(This is another Interactive Fiction Competition review .)
This is a review of Nerd Quest. In brief: don’t play Nerd Quest. Spoilers, such as they are, past the link.
Those wannabe writers who have seen their dogeared manuscripts squirted back from a hundred slushpiles, and who at long last take refuge in the arms of the vanity presses, like to think the mainstream publishing industry is a scam. They think you have to be an insider to get published in the big leagues; there’s no other explanation for why they keep getting rejected when all these other books have shelf space at Barnes and Noble. They look at their half-literate romances and fantasy trilogies, and they look at Norman Mailer, and they can’t see the difference.
Something similar is going on with the people who turn up their noses at TADS and Inform, and submit parsers of their own invention to the IFComp. (The “parser,” for any uninitiated who’ve wandered in, is the interface you use to play the game. You type a command, the parser parses it–hence the name–and spits out the proper response.) There are a few of these guys every year and mostly their games work about as well as the White Knight’s plan to keep his hair from falling off.
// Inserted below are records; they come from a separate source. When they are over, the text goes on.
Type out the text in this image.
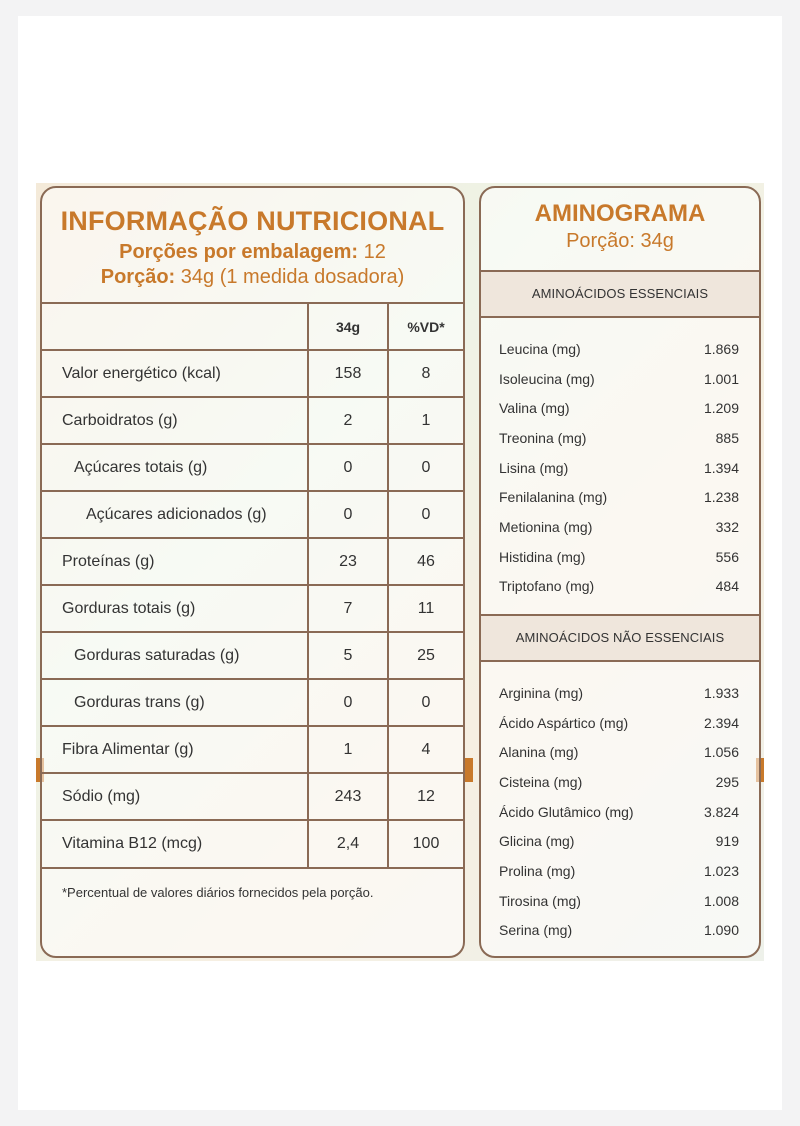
INFORMAÇÃO NUTRICIONAL
Porções por embalagem: 12
Porção: 34g (1 medida dosadora)
	34g	%VD*
Valor energético (kcal)	158	8
Carboidratos (g)	2	1
Açúcares totais (g)	0	0
Açúcares adicionados (g)	0	0
Proteínas (g)	23	46
Gorduras totais (g)	7	11
Gorduras saturadas (g)	5	25
Gorduras trans (g)	0	0
Fibra Alimentar (g)	1	4
Sódio (mg)	243	12
Vitamina B12 (mcg)	2,4	100
*Percentual de valores diários fornecidos pela porção.
AMINOGRAMA
Porção: 34g
AMINOÁCIDOS ESSENCIAIS
Leucina (mg)	1.869
Isoleucina (mg)	1.001
Valina (mg)	1.209
Treonina (mg)	885
Lisina (mg)	1.394
Fenilalanina (mg)	1.238
Metionina (mg)	332
Histidina (mg)	556
Triptofano (mg)	484
AMINOÁCIDOS NÃO ESSENCIAIS
Arginina (mg)	1.933
Ácido Aspártico (mg)	2.394
Alanina (mg)	1.056
Cisteina (mg)	295
Ácido Glutâmico (mg)	3.824
Glicina (mg)	919
Prolina (mg)	1.023
Tirosina (mg)	1.008
Serina (mg)	1.090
Nerd Quest is not an exception.
The first thing I type in any IF game is EXAMINE ME. Or, more accurately, X ME. Abbreviations are less work, y’know? (Notice how I abbreviated “you know?” I totally saved two keystrokes there, which I can save for something more important later on, like an extra “to” or something.) The first response I got from Nerd Quest was “Not possible.” The second response was “Not possible.” About half the things I typed were “Not possible,” and that was using the walkthrough. “Not possible” is Nerd Quest‘s sole error message. Why is X ME not possible? Maybe because Nerd Quest doesn’t seem to recognize X, or even EXAMINE–you have to LOOK AT things. Or maybe because your character doesn’t have a mirror handy. Who knows? Nerd Quest‘s author has seen that TADS and Inform have error messages, but doesn’t understand what they’re for–to tell the player why the game hasn’t understood what they typed (“That’s not a verb I recognize.”), and distinguish the situation from something that failed to work in-game (“It is fixed in place,” or “You can only do that to something animate”). “Not possible” tells you nothing. It’s the tersest error message ever.
The whole game is terse, where it’s not illiterate. Room descriptions are a couple of sentences long, and the sentences tend to be things like “There is trapdoor here.” The conference room contains a “beamer.” What’s a “beamer?” Type LOOK AT BEAMER and the game clarifies: “An expensive beamer.” I guess that clears that up.
You’ll need a walkthrough to finish this; between the prose and the fiddly parser it’s often impossible to work out what’s happening or how to proceed. But don’t bother; all you get is a moronic little story about a guy who blowguns a laxitive into his boss’s coffee. Maybe this is the stupider cousin of the guy who trashed the cafe in April in Paris.